Sunday, July 8, 2012

TSS: Literary Heroes

The Sunday Salon.com

Guten Morgen, Sunday Saloners. I'm doing more of these posts lately, are you proud of me? You should be. It's finally July (I know we're a week in already, but to post this in the first week of July I would have had to write it in June, and I'm superstitious about celebrating that something's over before it actually is), and I think hope that the dog days of summer are finally past. It seemed like June would never end. My mom has a magnet that says, "Time flies whether you're having fun or not," and that might be true, but it certainly doesn't feel like it.

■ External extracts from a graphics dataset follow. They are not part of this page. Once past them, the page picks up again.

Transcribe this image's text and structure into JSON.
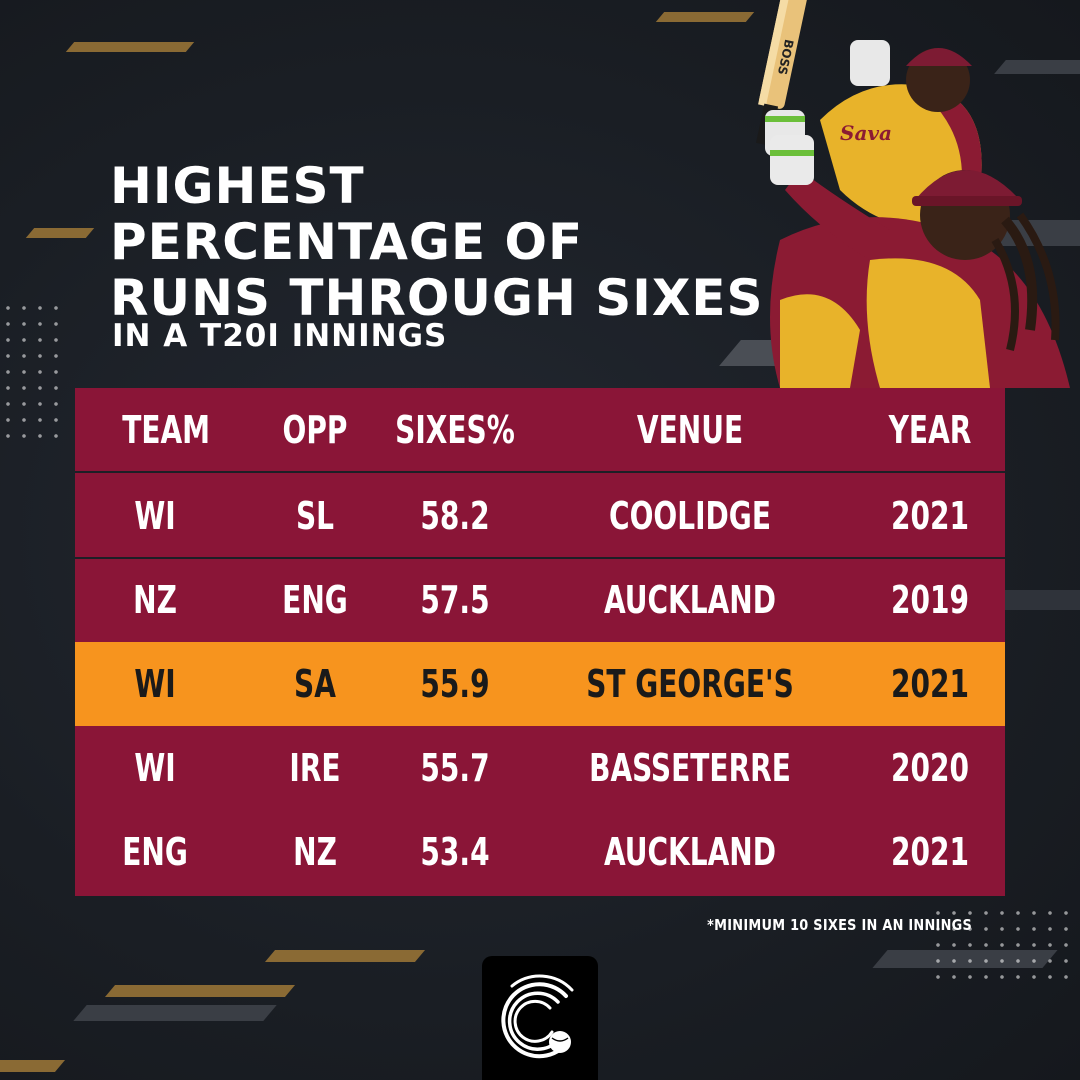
{
  "title": {
    "line1": "HIGHEST",
    "line2": "PERCENTAGE OF",
    "line3": "RUNS THROUGH SIXES",
    "subtitle": "IN A T20I INNINGS"
  },
  "table": {
    "columns": [
      "TEAM",
      "OPP",
      "SIXES%",
      "VENUE",
      "YEAR"
    ],
    "rows": [
      {
        "team": "WI",
        "opp": "SL",
        "sixes_pct": "58.2",
        "venue": "COOLIDGE",
        "year": "2021"
      },
      {
        "team": "NZ",
        "opp": "ENG",
        "sixes_pct": "57.5",
        "venue": "AUCKLAND",
        "year": "2019"
      },
      {
        "team": "WI",
        "opp": "SA",
        "sixes_pct": "55.9",
        "venue": "ST GEORGE'S",
        "year": "2021"
      },
      {
        "team": "WI",
        "opp": "IRE",
        "sixes_pct": "55.7",
        "venue": "BASSETERRE",
        "year": "2020"
      },
      {
        "team": "ENG",
        "opp": "NZ",
        "sixes_pct": "53.4",
        "venue": "AUCKLAND",
        "year": "2021"
      }
    ],
    "highlight_row": 2
  },
  "footnote": "*MINIMUM 10 SIXES IN AN INNINGS",
  "player_art": {
    "bat_text": "BOSS",
    "shirt_text": "Sava"
  },
  "colors": {
    "table_bg": "#8a1537",
    "highlight": "#f7941e",
    "background": "#1b1f25",
    "accent_stripe": "#8a6a34"
  },
  "icons": {
    "logo": "cricket-ball-swirl-logo"
  }
}
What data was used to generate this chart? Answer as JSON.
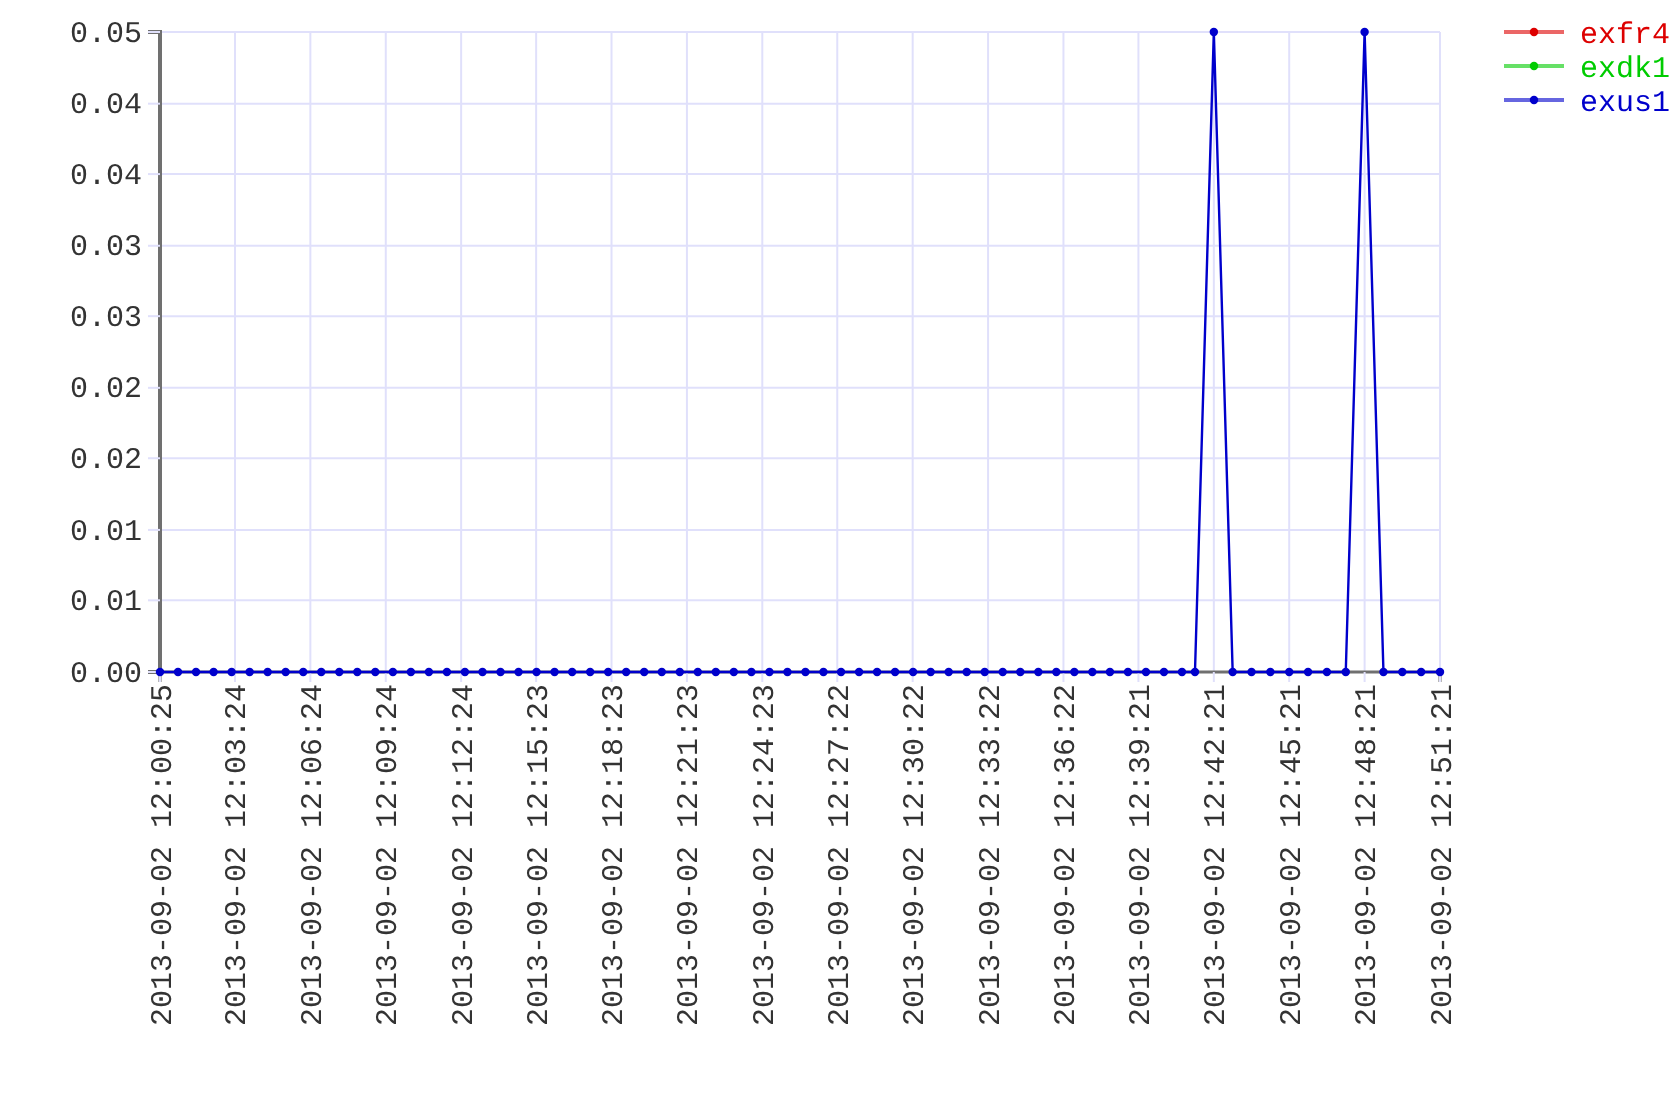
{
  "chart_data": {
    "type": "line",
    "x": [
      "2013-09-02T12:00:25",
      "2013-09-02T12:01:08",
      "2013-09-02T12:01:51",
      "2013-09-02T12:02:33",
      "2013-09-02T12:03:16",
      "2013-09-02T12:03:59",
      "2013-09-02T12:04:42",
      "2013-09-02T12:05:25",
      "2013-09-02T12:06:07",
      "2013-09-02T12:06:50",
      "2013-09-02T12:07:33",
      "2013-09-02T12:08:16",
      "2013-09-02T12:08:59",
      "2013-09-02T12:09:41",
      "2013-09-02T12:10:24",
      "2013-09-02T12:11:07",
      "2013-09-02T12:11:50",
      "2013-09-02T12:12:33",
      "2013-09-02T12:13:15",
      "2013-09-02T12:13:58",
      "2013-09-02T12:14:41",
      "2013-09-02T12:15:24",
      "2013-09-02T12:16:07",
      "2013-09-02T12:16:49",
      "2013-09-02T12:17:32",
      "2013-09-02T12:18:15",
      "2013-09-02T12:18:58",
      "2013-09-02T12:19:41",
      "2013-09-02T12:20:23",
      "2013-09-02T12:21:06",
      "2013-09-02T12:21:49",
      "2013-09-02T12:22:32",
      "2013-09-02T12:23:15",
      "2013-09-02T12:23:57",
      "2013-09-02T12:24:40",
      "2013-09-02T12:25:23",
      "2013-09-02T12:26:06",
      "2013-09-02T12:26:49",
      "2013-09-02T12:27:31",
      "2013-09-02T12:28:14",
      "2013-09-02T12:28:57",
      "2013-09-02T12:29:40",
      "2013-09-02T12:30:23",
      "2013-09-02T12:31:05",
      "2013-09-02T12:31:48",
      "2013-09-02T12:32:31",
      "2013-09-02T12:33:14",
      "2013-09-02T12:33:57",
      "2013-09-02T12:34:39",
      "2013-09-02T12:35:22",
      "2013-09-02T12:36:05",
      "2013-09-02T12:36:48",
      "2013-09-02T12:37:31",
      "2013-09-02T12:38:13",
      "2013-09-02T12:38:56",
      "2013-09-02T12:39:39",
      "2013-09-02T12:40:22",
      "2013-09-02T12:41:05",
      "2013-09-02T12:41:36",
      "2013-09-02T12:42:21",
      "2013-09-02T12:43:06",
      "2013-09-02T12:43:51",
      "2013-09-02T12:44:36",
      "2013-09-02T12:45:21",
      "2013-09-02T12:46:06",
      "2013-09-02T12:46:51",
      "2013-09-02T12:47:36",
      "2013-09-02T12:48:21",
      "2013-09-02T12:49:06",
      "2013-09-02T12:49:51",
      "2013-09-02T12:50:36",
      "2013-09-02T12:51:21"
    ],
    "series": [
      {
        "name": "exfr4",
        "color": "#dd0000",
        "values": [
          null,
          null,
          null,
          null,
          null,
          null,
          null,
          null,
          null,
          null,
          null,
          null,
          null,
          null,
          null,
          null,
          null,
          null,
          null,
          null,
          null,
          null,
          null,
          null,
          null,
          null,
          null,
          null,
          null,
          null,
          null,
          null,
          null,
          null,
          null,
          null,
          null,
          null,
          null,
          null,
          null,
          null,
          null,
          null,
          null,
          null,
          null,
          null,
          null,
          null,
          null,
          null,
          null,
          null,
          null,
          null,
          null,
          null,
          null,
          null,
          null,
          null,
          null,
          null,
          null,
          null,
          null,
          null,
          null,
          null,
          null,
          null
        ]
      },
      {
        "name": "exdk1",
        "color": "#00cc00",
        "values": [
          null,
          null,
          null,
          null,
          null,
          null,
          null,
          null,
          null,
          null,
          null,
          null,
          null,
          null,
          null,
          null,
          null,
          null,
          null,
          null,
          null,
          null,
          null,
          null,
          null,
          null,
          null,
          null,
          null,
          null,
          null,
          null,
          null,
          null,
          null,
          null,
          null,
          null,
          null,
          null,
          null,
          null,
          null,
          null,
          null,
          null,
          null,
          null,
          null,
          null,
          null,
          null,
          null,
          null,
          null,
          null,
          null,
          null,
          null,
          null,
          null,
          null,
          null,
          null,
          null,
          null,
          null,
          null,
          null,
          null,
          null,
          null
        ]
      },
      {
        "name": "exus1",
        "color": "#0000cc",
        "values": [
          0,
          0,
          0,
          0,
          0,
          0,
          0,
          0,
          0,
          0,
          0,
          0,
          0,
          0,
          0,
          0,
          0,
          0,
          0,
          0,
          0,
          0,
          0,
          0,
          0,
          0,
          0,
          0,
          0,
          0,
          0,
          0,
          0,
          0,
          0,
          0,
          0,
          0,
          0,
          0,
          0,
          0,
          0,
          0,
          0,
          0,
          0,
          0,
          0,
          0,
          0,
          0,
          0,
          0,
          0,
          0,
          0,
          0,
          0,
          0.05,
          0,
          0,
          0,
          0,
          0,
          0,
          0,
          0.05,
          0,
          0,
          0,
          0
        ]
      }
    ],
    "xlim": [
      "2013-09-02T12:00:25",
      "2013-09-02T12:51:21"
    ],
    "xticks": [
      {
        "value": "2013-09-02T12:00:25",
        "label": "2013-09-02 12:00:25"
      },
      {
        "value": "2013-09-02T12:03:24",
        "label": "2013-09-02 12:03:24"
      },
      {
        "value": "2013-09-02T12:06:24",
        "label": "2013-09-02 12:06:24"
      },
      {
        "value": "2013-09-02T12:09:24",
        "label": "2013-09-02 12:09:24"
      },
      {
        "value": "2013-09-02T12:12:24",
        "label": "2013-09-02 12:12:24"
      },
      {
        "value": "2013-09-02T12:15:23",
        "label": "2013-09-02 12:15:23"
      },
      {
        "value": "2013-09-02T12:18:23",
        "label": "2013-09-02 12:18:23"
      },
      {
        "value": "2013-09-02T12:21:23",
        "label": "2013-09-02 12:21:23"
      },
      {
        "value": "2013-09-02T12:24:23",
        "label": "2013-09-02 12:24:23"
      },
      {
        "value": "2013-09-02T12:27:22",
        "label": "2013-09-02 12:27:22"
      },
      {
        "value": "2013-09-02T12:30:22",
        "label": "2013-09-02 12:30:22"
      },
      {
        "value": "2013-09-02T12:33:22",
        "label": "2013-09-02 12:33:22"
      },
      {
        "value": "2013-09-02T12:36:22",
        "label": "2013-09-02 12:36:22"
      },
      {
        "value": "2013-09-02T12:39:21",
        "label": "2013-09-02 12:39:21"
      },
      {
        "value": "2013-09-02T12:42:21",
        "label": "2013-09-02 12:42:21"
      },
      {
        "value": "2013-09-02T12:45:21",
        "label": "2013-09-02 12:45:21"
      },
      {
        "value": "2013-09-02T12:48:21",
        "label": "2013-09-02 12:48:21"
      },
      {
        "value": "2013-09-02T12:51:21",
        "label": "2013-09-02 12:51:21"
      }
    ],
    "ylim": [
      0,
      0.05
    ],
    "yticks": [
      {
        "value": 0,
        "label": "0.00"
      },
      {
        "value": 0.0056,
        "label": "0.01"
      },
      {
        "value": 0.0111,
        "label": "0.01"
      },
      {
        "value": 0.0167,
        "label": "0.02"
      },
      {
        "value": 0.0222,
        "label": "0.02"
      },
      {
        "value": 0.0278,
        "label": "0.03"
      },
      {
        "value": 0.0333,
        "label": "0.03"
      },
      {
        "value": 0.0389,
        "label": "0.04"
      },
      {
        "value": 0.0444,
        "label": "0.04"
      },
      {
        "value": 0.05,
        "label": "0.05"
      }
    ],
    "grid": true,
    "legend": "top right",
    "marker": "circle"
  }
}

What with wildfires, the absolute worst class I've ever had to teach in my entire life, and 14 straight days of 100+ degree temperatures, I'm just happy the month is over.

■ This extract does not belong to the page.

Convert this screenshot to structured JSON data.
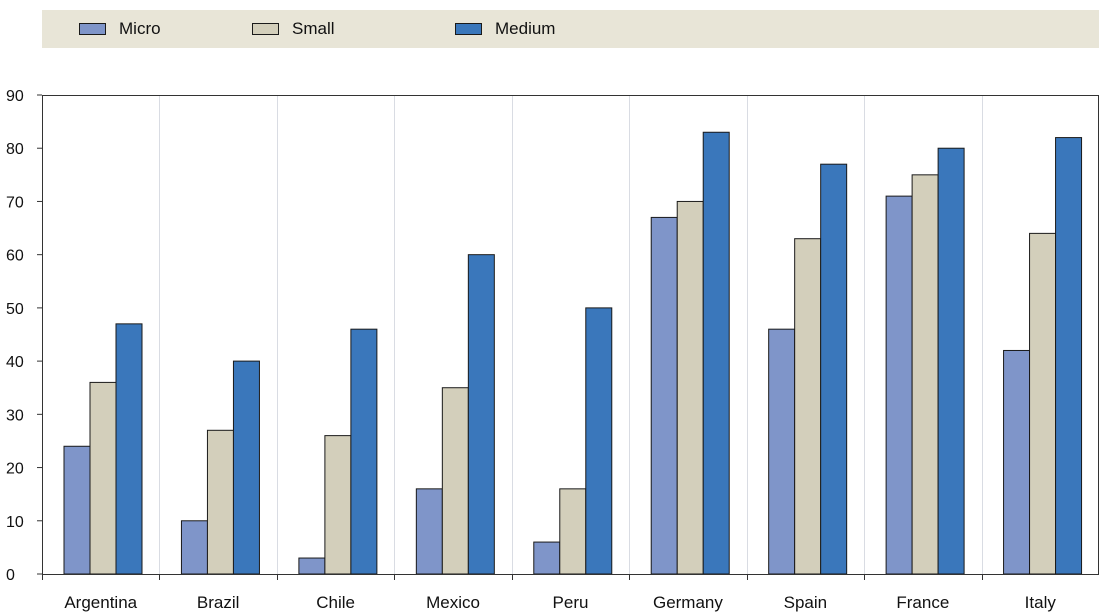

Today I want to talk about your first literary heroes. I'm not talking about the heroes of the books, but rather the people who write them. Right now I'm rereading Wait for What Will Come by Barbara Michaels, who was the first author I really glommed onto as a kid. My mom has tons of her books and I worked my way through them all during fifth and sixth grades. She's also the first author I wrote to. Basically, when I was a teenager, I aspired to be half as good a writer as Barbara Michaels.

But sometimes I wonder if my view of Barbara Michaels as The Greatest is really fair. For one, she basically wrote the same story over and over: young woman goes to a spooky old house, is threatened by mysterious people in a supernatural guise, falls in love with a mysterious man who might be a danger to her, and along the way learns about history. Of course, the stories vary from book to book, and to me--who loves reading genre fiction and seeing variations on a formula--this is what makes them interesting. I guess what concerns me is the idea that Michaels was selling out--rewriting the same book because she knew it would sell. On the one hand, they are good books; on the other hand, why so little variation? Two, she seems determined to under play the romantic element of her novels even though they ARE romantic novels and the romance is the only interesting thing going on! And three--is just me, or does every character have some connection to Sir John Smythe?

My point is on some level I know there are (probably) better writers out there, but because Michaels made such an impression on me as a kid, she set the standard for authors who are my literary heroes.

Who were some of your first literary heroes, and do you still think of them in same way?